Pazartesi sabahı geldiğinde, Kerime, kucağında kızı, yanında Sibel ile birlikte çalışacağı eve gitti. Otobüsle gidiliyordu ama çok uzak değildi, iki duraktı sadece. Havalar güzelken kızına basit bir puset alıp yürüyebileceğini düşündü giderken. Bu ilk tecrübesiydi. Evlenmeden önce evde nenesi ile de ilgilendiği için zorlanacağını sanmıyordu. Nenesi onu hemşire sanıyordu. Zavallı kadının aklı uçup gitmişti.
Kapıyı Muradiye hanımın kızı Semanur açtı, sabah Kerime’yi karşılamak için işten izin almıştı. Ona yapılacakları anlatıp, hemen çıkacaktı.
“Gelir gelmez annemin kahvaltısını yaptırırsın” diye söze girdi hemen Semanur, sonra sırayla yapılacak işleri anlattı. Bütün ilaç kutularının üzerine ne zaman içileceğini yazmıştı. Muradiye hanım sanki evde kimse yokmuş gibi camın kenarındaki koltuğundan dışarıyı seyrediyordu.
“Her şey tamam mı?” diye sordu Semanur, olumlu cevap alınca da hemen çıktı, Sibel’de evde annesine yardım edeceğinden oyalanmadan onun arkasından gitti.
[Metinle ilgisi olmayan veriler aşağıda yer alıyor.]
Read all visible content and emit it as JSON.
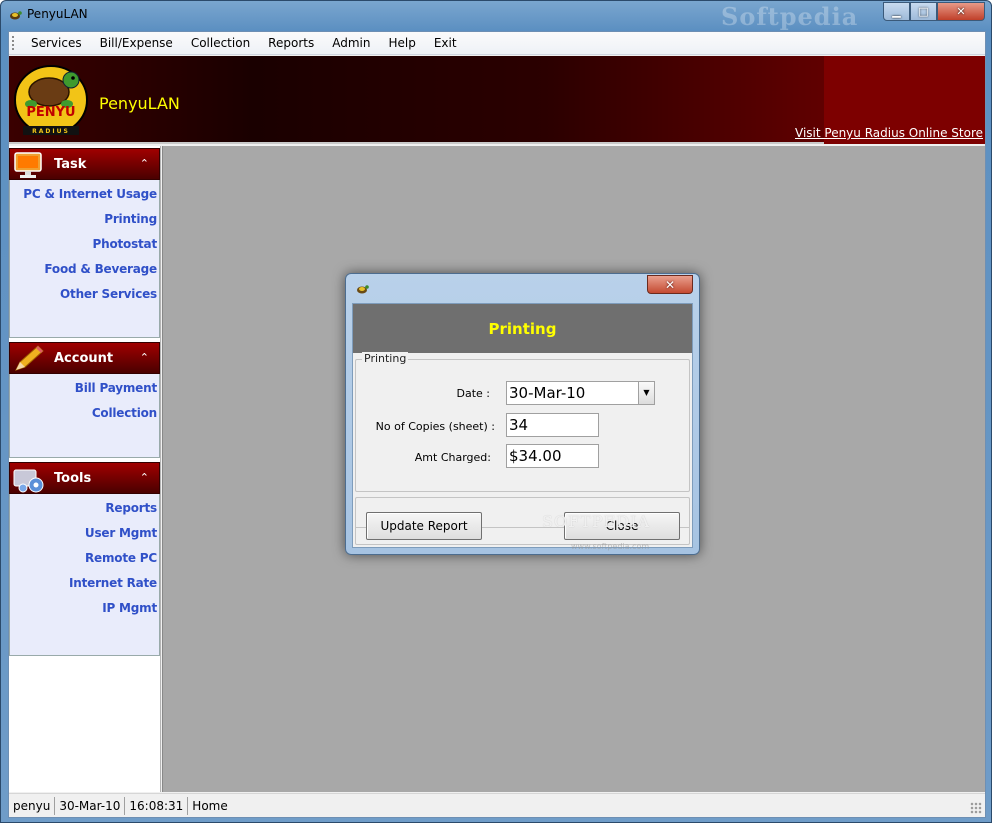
{
  "window": {
    "title": "PenyuLAN",
    "watermark": "Softpedia",
    "minimize_glyph": "▁",
    "maximize_glyph": "□",
    "close_glyph": "✕"
  },
  "menu": [
    "Services",
    "Bill/Expense",
    "Collection",
    "Reports",
    "Admin",
    "Help",
    "Exit"
  ],
  "banner": {
    "app_name": "PenyuLAN",
    "logo_text": "PENYU",
    "logo_subtext": "RADIUS",
    "store_link": "Visit Penyu Radius Online Store"
  },
  "sidebar": {
    "task": {
      "title": "Task",
      "collapse_glyph": "⌃",
      "items": [
        "PC & Internet Usage",
        "Printing",
        "Photostat",
        "Food & Beverage",
        "Other Services"
      ]
    },
    "account": {
      "title": "Account",
      "collapse_glyph": "⌃",
      "items": [
        "Bill Payment",
        "Collection"
      ]
    },
    "tools": {
      "title": "Tools",
      "collapse_glyph": "⌃",
      "items": [
        "Reports",
        "User Mgmt",
        "Remote PC",
        "Internet Rate",
        "IP Mgmt"
      ]
    }
  },
  "status": {
    "user": "penyu",
    "date": "30-Mar-10",
    "time": "16:08:31",
    "location": "Home"
  },
  "dialog": {
    "close_glyph": "✕",
    "header": "Printing",
    "group_title": "Printing",
    "date_label": "Date :",
    "date_value": "30-Mar-10",
    "combo_arrow": "▼",
    "copies_label": "No of Copies (sheet) :",
    "copies_value": "34",
    "amount_label": "Amt Charged:",
    "amount_value": "$34.00",
    "update_button": "Update Report",
    "close_button": "Close",
    "watermark": "SOFTPEDIA",
    "watermark_url": "www.softpedia.com"
  },
  "colors": {
    "banner_red": "#7d0000",
    "link_blue": "#3050c8",
    "title_yellow": "#ffff00",
    "workspace_gray": "#a8a8a8"
  }
}
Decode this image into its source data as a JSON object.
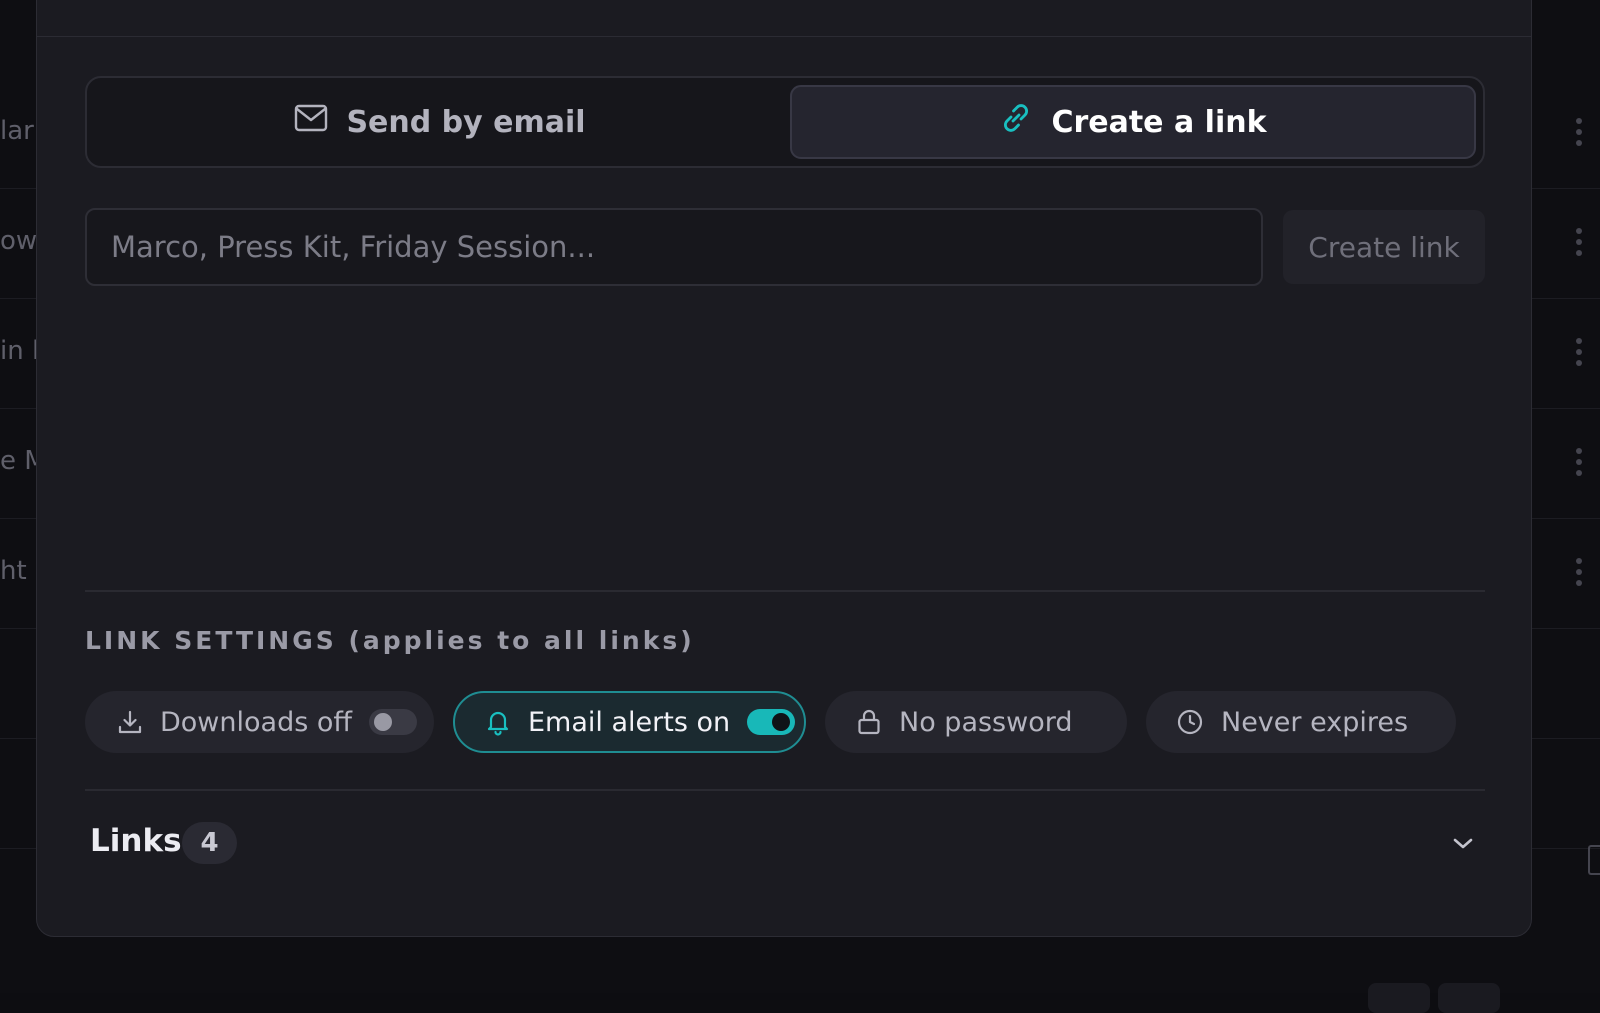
{
  "background": {
    "rows": [
      "lar",
      "ow",
      "in l",
      "e M",
      "ht ("
    ]
  },
  "tabs": {
    "email_label": "Send by email",
    "link_label": "Create a link",
    "active": "link"
  },
  "link_form": {
    "placeholder": "Marco, Press Kit, Friday Session...",
    "value": "",
    "submit_label": "Create link"
  },
  "settings": {
    "title": "LINK SETTINGS (applies to all links)",
    "downloads": {
      "label": "Downloads off",
      "enabled": false
    },
    "email_alerts": {
      "label": "Email alerts on",
      "enabled": true
    },
    "password": {
      "label": "No password"
    },
    "expiry": {
      "label": "Never expires"
    }
  },
  "links": {
    "label": "Links",
    "count": "4"
  },
  "colors": {
    "accent": "#18b8b8",
    "modal_bg": "#1b1b21",
    "page_bg": "#0e0e12"
  },
  "icons": [
    "mail-icon",
    "link-icon",
    "download-icon",
    "bell-icon",
    "lock-icon",
    "clock-icon",
    "chevron-down-icon",
    "more-vertical-icon"
  ]
}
“Kim geldi Semanur?” dedi Muradiye hanım yeni aklına gelmiş gibi, sonra karşısında kucağında bebeği ile Kerime’yi görünce “Neriman? Ne zaman geldin sen? Yusuf mu o?” dedi Hediye’yi göstererek. Kerime kadıncağızın onları birine benzettiğini anladığı için hiç bozuntuya vermedi. Yere serdiği battaniyenin üzerine kızını bırakıp mutfağa gitti hemen ve hızlıca bir kahvaltı tabağı hazırlayıp geri geldi. Muradiye hanım yine başını camdan çevirip dışarıyı seyretmeye koyuldu. Kerime bir lokma uzatınca ağzını açıp alıyordu sadece. Semanur’un geri gelme vakti beş olana kadar söylenilen her işi yaptı, kız gelince aç kalmasın diye dolapta buldukları ile bir çorba ve sebze yemeği de pişirdi. Semanur gelip üzerini değişir değişmez de kızını alıp çıktı.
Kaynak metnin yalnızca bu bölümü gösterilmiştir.